The guitar was a late twenties model with the small body, 12 fret neck and slotted head. Unlike the Yamaha, it was a musical instrument. In the back of my mind I knew I didn’t own it but after the first year went by I entertained the thought that maybe he’d moved on permanently. A year or so later I came home from school and my mother said she had bad news for me. A cowboy in a fancy convertible had showed up and wanted his guitar back. As she knew the story, she figured he was for real and that was that. She offered to buy me another one and I picked up a 0018 Martin but it wasn’t the same.

It’s hard to believe that someone would trust their guitar to an unknown kid but that’s how people used to be. The next Christmas I got a Julian Bream record which sounded nice so I went to the record store to get another. They didn’t have one but they had one by Alirio Diaz. I listened to it and, as if a giant cosmic gearbox had shifted, my life suddenly knew what it needed to do for itself. I figured it might take me until I was sixty or so to be able to play any of that stuff anything like that well, but at least I had a better chance to make it if I started now. I went to the music store and asked if they had music for the first few pieces on the record. They didn’t, but could see if it was available; however, they had a collection of guitar classics edited by Albert Valdes Blain. The name didn’t sound promising but some of the pieces from the record were in there so I took it. The book was a gem and I proceeded to wear all the notes off the pages. A few weeks later some of the other pieces came trickling in on crummy paper from Union Musical Espanola.

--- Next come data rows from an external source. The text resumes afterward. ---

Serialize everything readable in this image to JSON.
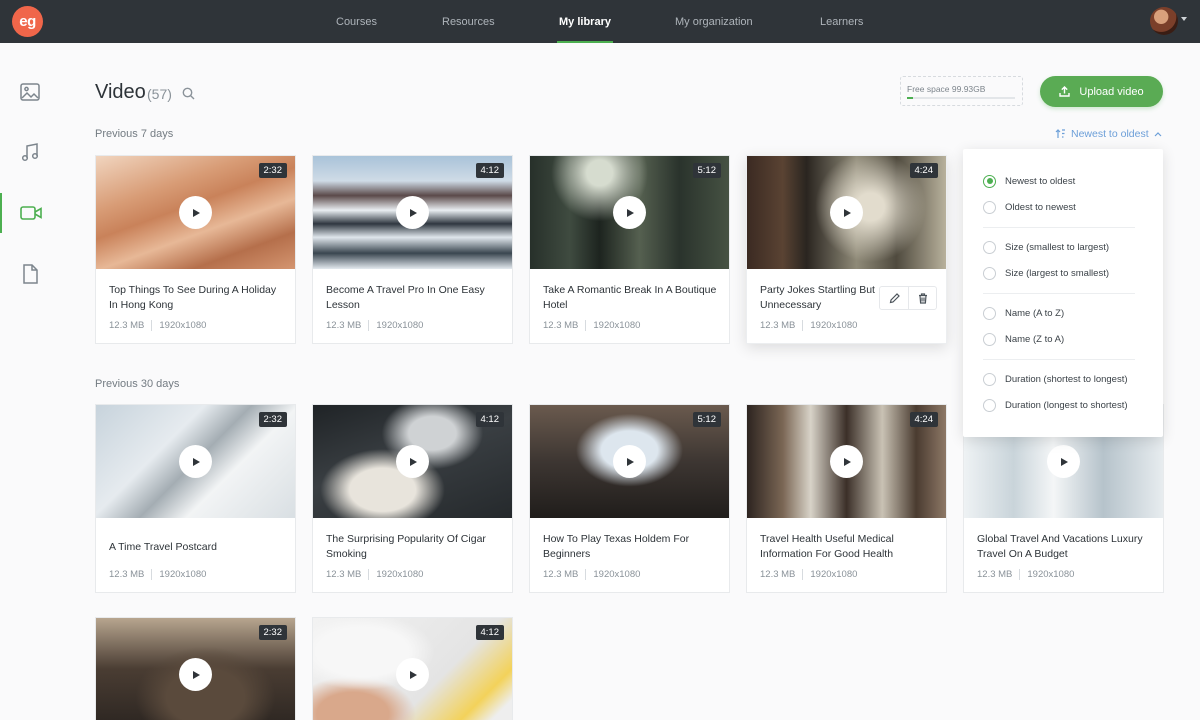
{
  "topbar": {
    "logo_text": "eg",
    "nav": [
      {
        "label": "Courses"
      },
      {
        "label": "Resources"
      },
      {
        "label": "My library",
        "active": true
      },
      {
        "label": "My organization"
      },
      {
        "label": "Learners"
      }
    ]
  },
  "sidebar": {
    "items": [
      {
        "icon": "image-icon"
      },
      {
        "icon": "music-icon"
      },
      {
        "icon": "video-icon",
        "active": true
      },
      {
        "icon": "document-icon"
      }
    ]
  },
  "header": {
    "title": "Video",
    "count": "(57)",
    "free_space": "Free space 99.93GB",
    "free_space_used_fraction": 0.06,
    "upload_label": "Upload video"
  },
  "sections": {
    "recent": "Previous 7 days",
    "month": "Previous 30 days"
  },
  "sort": {
    "label": "Newest to oldest",
    "options": [
      {
        "label": "Newest to oldest",
        "selected": true
      },
      {
        "label": "Oldest to newest"
      },
      {
        "label": "Size (smallest to largest)"
      },
      {
        "label": "Size (largest to smallest)"
      },
      {
        "label": "Name (A to Z)"
      },
      {
        "label": "Name (Z to A)"
      },
      {
        "label": "Duration (shortest to longest)"
      },
      {
        "label": "Duration (longest to shortest)"
      }
    ]
  },
  "videos": [
    {
      "title": "Top Things To See During A Holiday In Hong Kong",
      "duration": "2:32",
      "size": "12.3 MB",
      "resolution": "1920x1080"
    },
    {
      "title": "Become A Travel Pro In One Easy Lesson",
      "duration": "4:12",
      "size": "12.3 MB",
      "resolution": "1920x1080"
    },
    {
      "title": "Take A Romantic Break In A Boutique Hotel",
      "duration": "5:12",
      "size": "12.3 MB",
      "resolution": "1920x1080"
    },
    {
      "title": "Party Jokes Startling But Unnecessary",
      "duration": "4:24",
      "size": "12.3 MB",
      "resolution": "1920x1080"
    },
    {
      "title": "A Time Travel Postcard",
      "duration": "2:32",
      "size": "12.3 MB",
      "resolution": "1920x1080"
    },
    {
      "title": "The Surprising Popularity Of Cigar Smoking",
      "duration": "4:12",
      "size": "12.3 MB",
      "resolution": "1920x1080"
    },
    {
      "title": "How To Play Texas Holdem For Beginners",
      "duration": "5:12",
      "size": "12.3 MB",
      "resolution": "1920x1080"
    },
    {
      "title": "Travel Health Useful Medical Information For Good Health",
      "duration": "4:24",
      "size": "12.3 MB",
      "resolution": "1920x1080"
    },
    {
      "title": "Global Travel And Vacations Luxury Travel On A Budget",
      "duration": "",
      "size": "12.3 MB",
      "resolution": "1920x1080"
    },
    {
      "duration": "2:32"
    },
    {
      "duration": "4:12"
    }
  ],
  "colors": {
    "accent": "#4caf50",
    "topbar": "#2f3439",
    "link": "#6c9fd8",
    "logo": "#f0664a"
  }
}
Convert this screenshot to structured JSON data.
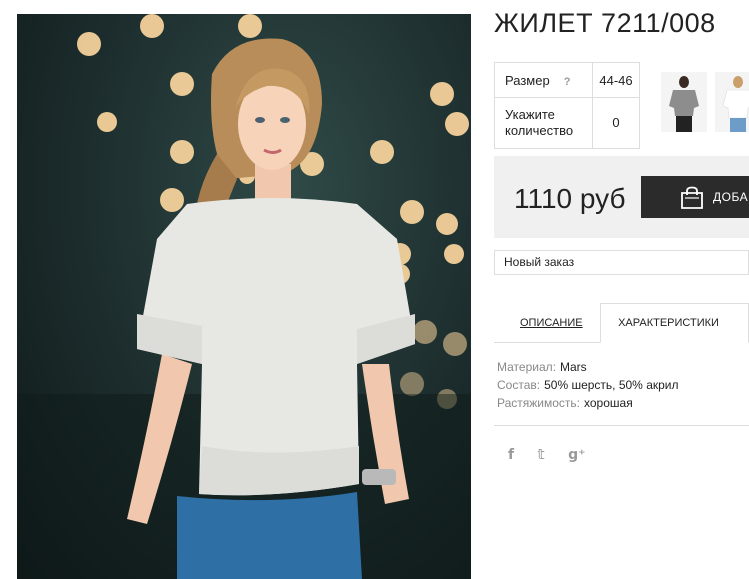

A decade and a universe of guitar playing later I followed Alirio’s advice and took a year off teaching at the Conservatory to study in Spain. There I met a girl who had a Marcelino Lopez that transported me to another level of guitar construction. The boom in guitar had pressed the Spanish builders to the limit and all that was readily available was Ramirez. I’d played lots of high end guitars by this time and owned a few but this one was so elegant and musically gifted that my Ramirez seemed pretty dull and limited by comparison. I studied the construction of it and took a mental blueprint of every aspect. Neither the guitar nor the girl was available, but I figured I might be able to make the guitar.

When I got back to Canada I went to Bill Lewis at Lewis Luthier Supply in Vancouver – which later became Luthier’s Mercantile International – and asked him to sell me whatever tools and materials I would need to make a guitar. A month later I had a guitar, rather sorry looking and crude, which nevertheless played and sounded quite acceptably. I had a 1965 Anselmo Solar Gonzalez – what a handle – that I’d used as a model but I don’t think Anselmo would have picked up on the fact. Two guitars later, and with lots of help from Bill, I had one that put my Ramirez in the closet. Another teacher asked if I could make him one and that was that; guitar maker.

So I guess my bio comes down to Alirio Diaz, Marcelino Lopez and a cowboy who I never knew the name of. I still have and use the tools. The Gonzalez is lent out to someone, I can’t recall who, but they’ll bring it back when it breaks down. Alirio is in his eighties and still playing last I heard. Never saw the cowboy again.